You know part of the story. The rotary dairy parlor is old news — it’s been around for a long time. If you count a big drone as a helicopter-like device, they are already used commercially in parts of the world to do everything from spray rice fields to shoot seedling “bullets” into bare hillsides. Some companies are experimenting with various related concepts in the U.S., although they’re not yet commercialized.
Here’s the late Paul Harvey’s “rest of the story.” Whether you like it or not, more technology that would have once qualified as science fiction is headed your way. There are already companies offering drone mapping programs which they claim can count corn plants accurately enough to give you reliable stand counts.
Taranis, a company based in Israel, says its technology can pinpoint a broad range of weed species and simplify weed control. Sentera, the same company that says its software will deliver stand counts, can deliver weed density maps already, and spokespeople say the ability to identify one weed from another is only a matter of time.
Teams of college students and young entrepreneurs competed recently at Purdue University’s Agronomy Center for Research and Education in the AgBot Challenge. Started by Steve and Rachel Gerrish, Rockville, Ind., the competition moved to Purdue this year. Ron Turco, head of Purdue’s Agronomy Department, partnered with the Gerrishes to sponsor this year’s event, including an educational day for students featuring robot demonstrations.
“This is the way agriculture is going in the future,” Turco says. “We want more people to realize agriculture is about more than just soil and plants; it’s also about advanced technology.”
Some teams unveiled machines that could identify weeds and treat them species by species while fertilizing the crop at the same time. Others showed off various on-the-go soil sampling machines.
Are you ready?
A recent survey by Purdue’s Center for Commercial Agriculture, through its Ag Economy Barometer survey engine, indicates some of you are adapting services offered by companies such as Climate and Sentera, while others haven’t jumped on board yet.
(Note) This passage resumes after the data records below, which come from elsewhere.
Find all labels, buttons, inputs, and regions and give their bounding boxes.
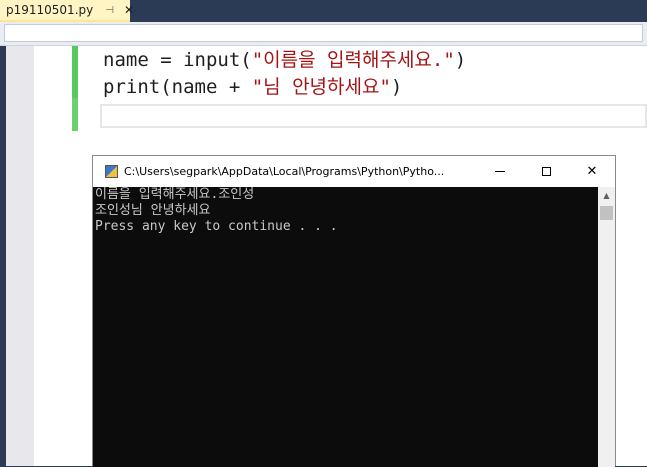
- document-tab-strip: p19110501.py ⊣ ✕: [0, 0, 647, 22]
- maximize-button[interactable]: [523, 156, 569, 187]
- close-icon[interactable]: ✕: [124, 3, 134, 17]
- python-icon: [105, 165, 118, 178]
- change-indicator-bar: [72, 46, 78, 98]
- pin-icon[interactable]: ⊣: [105, 5, 114, 16]
- code-line-1[interactable]: name = input("이름을 입력해주세요."): [103, 47, 466, 73]
- code-string-literal: "님 안녕하세요": [251, 76, 391, 98]
- console-title-bar[interactable]: C:\Users\segpark\AppData\Local\Programs\…: [93, 156, 615, 187]
- console-window[interactable]: C:\Users\segpark\AppData\Local\Programs\…: [92, 155, 616, 467]
- console-output-line: 조인성님 안녕하세요: [95, 203, 211, 218]
- code-line-2[interactable]: print(name + "님 안녕하세요"): [103, 74, 402, 100]
- close-icon: ✕: [586, 164, 598, 179]
- scrollbar-thumb[interactable]: [600, 206, 613, 220]
- code-token: ): [454, 49, 467, 71]
- current-line-highlight[interactable]: [100, 104, 647, 128]
- code-token: ): [390, 76, 403, 98]
- minimize-button[interactable]: [477, 156, 523, 187]
- tab-file[interactable]: p19110501.py ⊣ ✕: [0, 0, 134, 22]
- member-dropdown[interactable]: [4, 24, 643, 42]
- close-button[interactable]: ✕: [569, 156, 615, 187]
- code-token: print(name +: [103, 76, 252, 98]
- minimize-icon: [495, 171, 505, 172]
- vertical-scrollbar[interactable]: ▲: [598, 187, 615, 467]
- code-string-literal: "이름을 입력해주세요.": [251, 49, 455, 71]
- console-title: C:\Users\segpark\AppData\Local\Programs\…: [124, 165, 445, 178]
- navigation-bar: [0, 22, 647, 46]
- editor-glyph-margin: [6, 46, 34, 466]
- console-output-line: 이름을 입력해주세요.조인성: [95, 187, 255, 202]
- code-token: name = input(: [103, 49, 252, 71]
- maximize-icon: [541, 167, 551, 176]
- console-output-area[interactable]: 이름을 입력해주세요.조인성 조인성님 안녕하세요 Press any key …: [93, 187, 598, 467]
- scroll-up-arrow-icon[interactable]: ▲: [598, 187, 615, 204]
- change-indicator-bar: [72, 98, 78, 131]
- tab-file-name: p19110501.py: [6, 3, 94, 17]
- console-output-line: Press any key to continue . . .: [95, 219, 338, 234]
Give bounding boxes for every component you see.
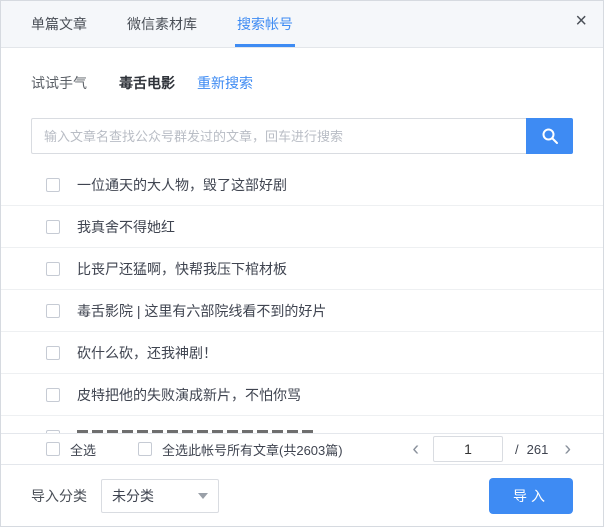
account-bar: 试试手气 毒舌电影 重新搜索 <box>31 73 253 93</box>
tab-wechat-library[interactable]: 微信素材库 <box>127 1 197 47</box>
tab-bar: 单篇文章 微信素材库 搜索帐号 <box>1 1 603 48</box>
page-next-icon[interactable]: › <box>562 439 573 459</box>
article-checkbox[interactable] <box>46 346 60 360</box>
pagination: ‹ / 261 › <box>410 436 573 462</box>
category-select[interactable]: 未分类 <box>101 479 219 513</box>
close-icon[interactable]: × <box>575 11 587 31</box>
select-all-account-group: 全选此帐号所有文章(共2603篇) <box>138 440 343 459</box>
list-item[interactable]: 我真舍不得她红 <box>1 206 603 248</box>
page-total: 261 <box>527 442 549 457</box>
import-button[interactable]: 导入 <box>489 478 573 514</box>
select-all-label[interactable]: 全选 <box>70 440 96 459</box>
list-item[interactable]: 砍什么砍，还我神剧！ <box>1 332 603 374</box>
article-checkbox[interactable] <box>46 304 60 318</box>
search-icon <box>541 127 559 145</box>
list-item[interactable]: 毒舌影院 | 这里有六部院线看不到的好片 <box>1 290 603 332</box>
select-all-account-checkbox[interactable] <box>138 442 152 456</box>
research-link[interactable]: 重新搜索 <box>197 73 253 93</box>
tab-search-account[interactable]: 搜索帐号 <box>237 1 293 47</box>
article-list: 一位通天的大人物，毁了这部好剧 我真舍不得她红 比丧尸还猛啊，快帮我压下棺材板 … <box>1 164 603 433</box>
select-all-account-label[interactable]: 全选此帐号所有文章(共2603篇) <box>162 440 343 459</box>
list-item[interactable]: 一位通天的大人物，毁了这部好剧 <box>1 164 603 206</box>
article-title: 毒舌影院 | 这里有六部院线看不到的好片 <box>77 301 326 321</box>
list-item[interactable]: 皮特把他的失败演成新片，不怕你骂 <box>1 374 603 416</box>
article-title: 皮特把他的失败演成新片，不怕你骂 <box>77 385 301 405</box>
import-category-label: 导入分类 <box>31 486 87 506</box>
search-button[interactable] <box>526 118 573 154</box>
import-bar: 导入分类 未分类 导入 <box>1 465 603 526</box>
article-checkbox[interactable] <box>46 262 60 276</box>
article-title: 比丧尸还猛啊，快帮我压下棺材板 <box>77 259 287 279</box>
page-separator: / <box>515 442 519 457</box>
chevron-down-icon <box>198 493 208 499</box>
select-bar: 全选 全选此帐号所有文章(共2603篇) ‹ / 261 › <box>1 433 603 465</box>
account-name: 毒舌电影 <box>119 73 175 93</box>
import-article-dialog: 单篇文章 微信素材库 搜索帐号 × 试试手气 毒舌电影 重新搜索 一位通天的大人… <box>0 0 604 527</box>
list-item[interactable]: 比丧尸还猛啊，快帮我压下棺材板 <box>1 248 603 290</box>
article-title: 一位通天的大人物，毁了这部好剧 <box>77 175 287 195</box>
article-checkbox[interactable] <box>46 220 60 234</box>
try-luck-link[interactable]: 试试手气 <box>31 73 87 93</box>
tab-single-article[interactable]: 单篇文章 <box>31 1 87 47</box>
search-row <box>31 118 573 154</box>
search-input[interactable] <box>31 118 526 154</box>
page-prev-icon[interactable]: ‹ <box>410 439 421 459</box>
article-checkbox[interactable] <box>46 388 60 402</box>
select-all-checkbox[interactable] <box>46 442 60 456</box>
article-title: 砍什么砍，还我神剧！ <box>77 343 217 363</box>
article-title: 我真舍不得她红 <box>77 217 175 237</box>
category-selected-value: 未分类 <box>112 486 154 506</box>
article-checkbox[interactable] <box>46 178 60 192</box>
list-item-clipped[interactable] <box>1 416 603 433</box>
page-number-input[interactable] <box>433 436 503 462</box>
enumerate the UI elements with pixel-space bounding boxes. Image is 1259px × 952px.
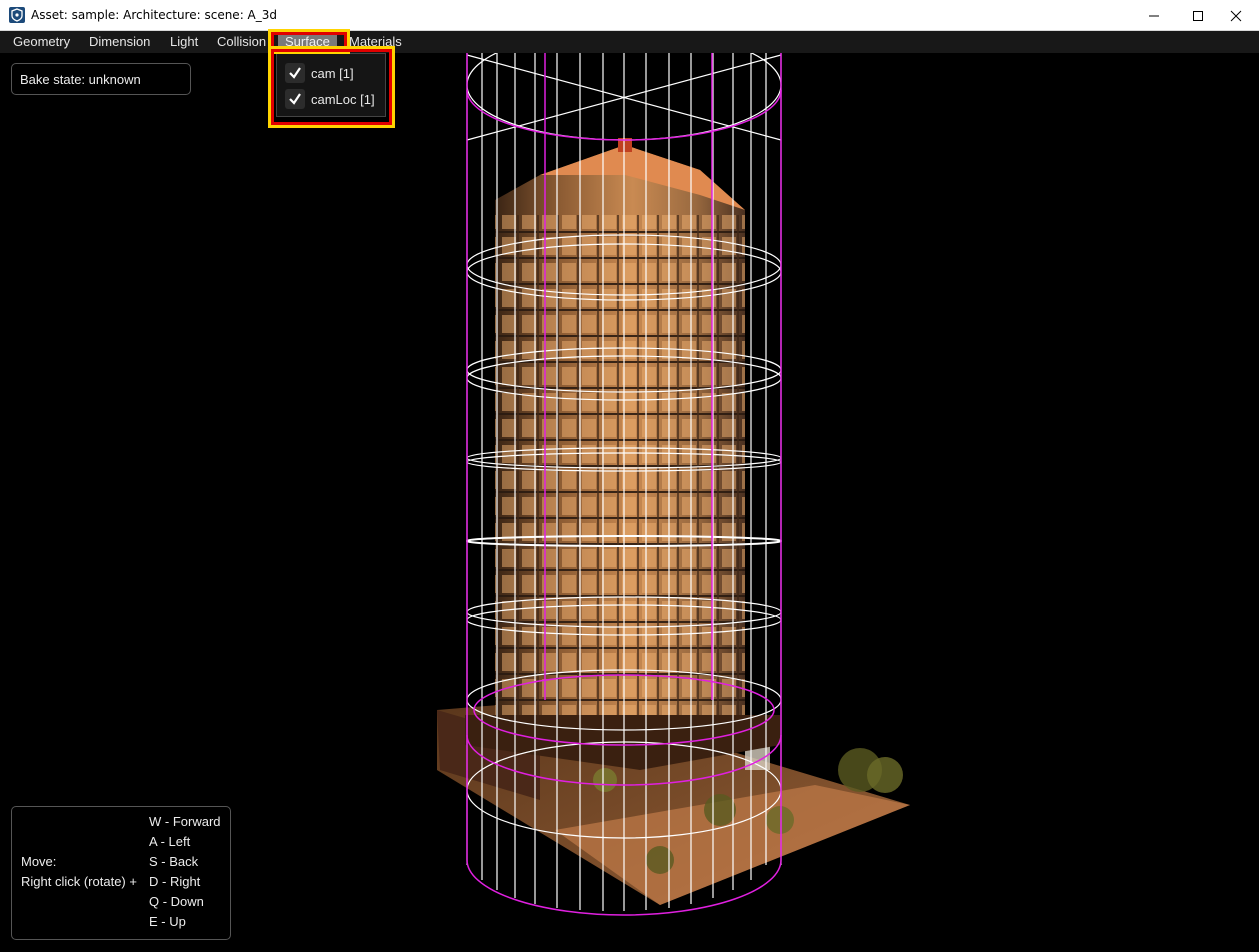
close-icon — [1230, 10, 1242, 21]
menu-dimension[interactable]: Dimension — [82, 31, 157, 53]
menu-collision[interactable]: Collision — [210, 31, 273, 53]
controls-help-panel: Move: Right click (rotate) + W - Forward… — [11, 806, 231, 940]
menu-light[interactable]: Light — [163, 31, 205, 53]
title-bar: Asset: sample: Architecture: scene: A_3d — [0, 0, 1259, 31]
key-back: S - Back — [149, 854, 199, 869]
close-button[interactable] — [1213, 0, 1259, 31]
bake-state-panel: Bake state: unknown — [11, 63, 191, 95]
window-title: Asset: sample: Architecture: scene: A_3d — [31, 8, 278, 22]
rotate-label: Right click (rotate) + — [21, 874, 137, 889]
maximize-icon — [1193, 10, 1203, 21]
menu-bar: Geometry Dimension Light Collision Surfa… — [0, 31, 1259, 53]
app-icon — [9, 7, 25, 23]
menu-geometry[interactable]: Geometry — [6, 31, 77, 53]
bake-state-label: Bake state: unknown — [20, 72, 141, 87]
minimize-button[interactable] — [1131, 0, 1177, 31]
key-forward: W - Forward — [149, 814, 221, 829]
dropdown-highlight-inner — [271, 49, 392, 125]
key-down: Q - Down — [149, 894, 204, 909]
key-left: A - Left — [149, 834, 191, 849]
minimize-icon — [1149, 15, 1159, 16]
move-label: Move: — [21, 854, 57, 869]
key-up: E - Up — [149, 914, 186, 929]
key-right: D - Right — [149, 874, 201, 889]
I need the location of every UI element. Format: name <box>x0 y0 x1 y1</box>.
The goal of these services is to deliver information for in-season decision-making based on crop and weather information.
There are still challenges before the future fully arrives. Rural broadband capable of handling all the data generated by drones and sensors doesn’t exist everywhere. And the Purdue survey shows some of you are willing to try currently available services if they’re free but aren’t willing to pay more than a few dollars per acre for them.
In the end, Turco is likely right: Agriculture is headed this direction. Whether you’re ready for it and whether all of it is progress may be subjects for another day, but it’s coming — just as sure as the rotary parlor replaced the three-stall milking parlor.